Os relatos indicam que as abordagens mencionavam a possibilidade de reabertura ou prejuízos no andamento de processos judiciais caso os empresários mantivessem o apoio ao documento. A informação foi divulgada pelo comentarista Caio Junqueira, durante o programa WW, da CNN Brasil. Uma fonte também confirmou ter conhecimento de abordagens com esse teor.

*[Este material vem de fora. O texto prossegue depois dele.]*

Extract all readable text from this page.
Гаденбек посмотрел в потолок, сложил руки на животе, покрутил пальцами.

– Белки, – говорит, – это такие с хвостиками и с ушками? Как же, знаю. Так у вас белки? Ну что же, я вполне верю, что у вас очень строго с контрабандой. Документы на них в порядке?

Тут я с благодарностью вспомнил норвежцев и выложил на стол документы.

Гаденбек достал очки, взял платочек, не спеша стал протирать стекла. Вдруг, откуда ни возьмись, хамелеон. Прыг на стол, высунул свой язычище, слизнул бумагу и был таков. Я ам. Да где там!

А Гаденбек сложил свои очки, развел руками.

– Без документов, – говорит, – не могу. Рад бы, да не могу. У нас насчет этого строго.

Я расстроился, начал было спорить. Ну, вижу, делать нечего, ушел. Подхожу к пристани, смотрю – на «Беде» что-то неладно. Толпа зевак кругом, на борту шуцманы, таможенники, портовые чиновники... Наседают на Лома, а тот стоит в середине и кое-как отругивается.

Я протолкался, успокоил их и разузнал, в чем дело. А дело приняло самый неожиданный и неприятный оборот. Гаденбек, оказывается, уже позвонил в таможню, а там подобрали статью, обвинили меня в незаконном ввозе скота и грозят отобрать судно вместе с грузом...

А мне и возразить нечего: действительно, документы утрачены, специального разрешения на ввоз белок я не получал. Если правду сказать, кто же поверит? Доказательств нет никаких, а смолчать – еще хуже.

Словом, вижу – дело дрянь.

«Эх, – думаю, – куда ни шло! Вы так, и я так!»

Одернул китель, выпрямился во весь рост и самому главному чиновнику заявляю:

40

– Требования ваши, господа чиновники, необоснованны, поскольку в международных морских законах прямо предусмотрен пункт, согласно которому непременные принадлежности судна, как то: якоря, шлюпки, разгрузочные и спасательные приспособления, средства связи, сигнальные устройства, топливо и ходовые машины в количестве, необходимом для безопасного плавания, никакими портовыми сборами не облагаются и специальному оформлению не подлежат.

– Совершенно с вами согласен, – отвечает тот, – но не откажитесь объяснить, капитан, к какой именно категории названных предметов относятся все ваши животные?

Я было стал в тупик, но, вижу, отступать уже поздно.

Pedro Wongtschowski, ex-presidente da Ultrapar e atual presidente do Conselho Superior de Inovação e Competitividade da Fiesp, um dos empresários envolvidos na articulação, afirmou não ter conhecimento de episódios desse tipo. A assessoria do STF declarou não ter conhecimento do caso. Wongtschowski confirmou que as discussões do grupo continuarão após o resultado da sessão do STF no dia 15.

Processos e Reclamações no STF

Entre os 157 signatários do manifesto, estão empresários e representantes de empresas que possuem recursos e reclamações em tramitação no STF, abrangendo temas como relações trabalhistas e terceirização. O ex-presidente do Itaú Unibanco, Cândido Bracher, é um dos signatários e o banco é parte em processos que envolvem ministros centrais na crise atual da Corte.

Na Rcl 77.179, por exemplo, o Itaú recorreu ao STF contra uma decisão do Tribunal Superior do Trabalho, protocolada em março de 2025. O Magazine Luiza, vinculado a Luiza Helena e Frederico Trajano, também enfrenta reclamações no STF relacionadas à Justiça do Trabalho.

A Vale, ligada ao ex-presidente Eduardo Bartolomeo, possui reclamações no STF sobre terceirização, incluindo uma reclamação distribuída sob relatoria de Alexandre de Moraes em abril de 2026. No setor digital, o CEO do iFood, Diego Barreto, participou de audiência pública no STF sobre o vínculo trabalhista entre plataformas e entregadores.

Opinião

A situação revela um cenário preocupante para a liberdade de expressão e o ambiente de negócios no Brasil, onde empresários se sentem ameaçados por suas opiniões.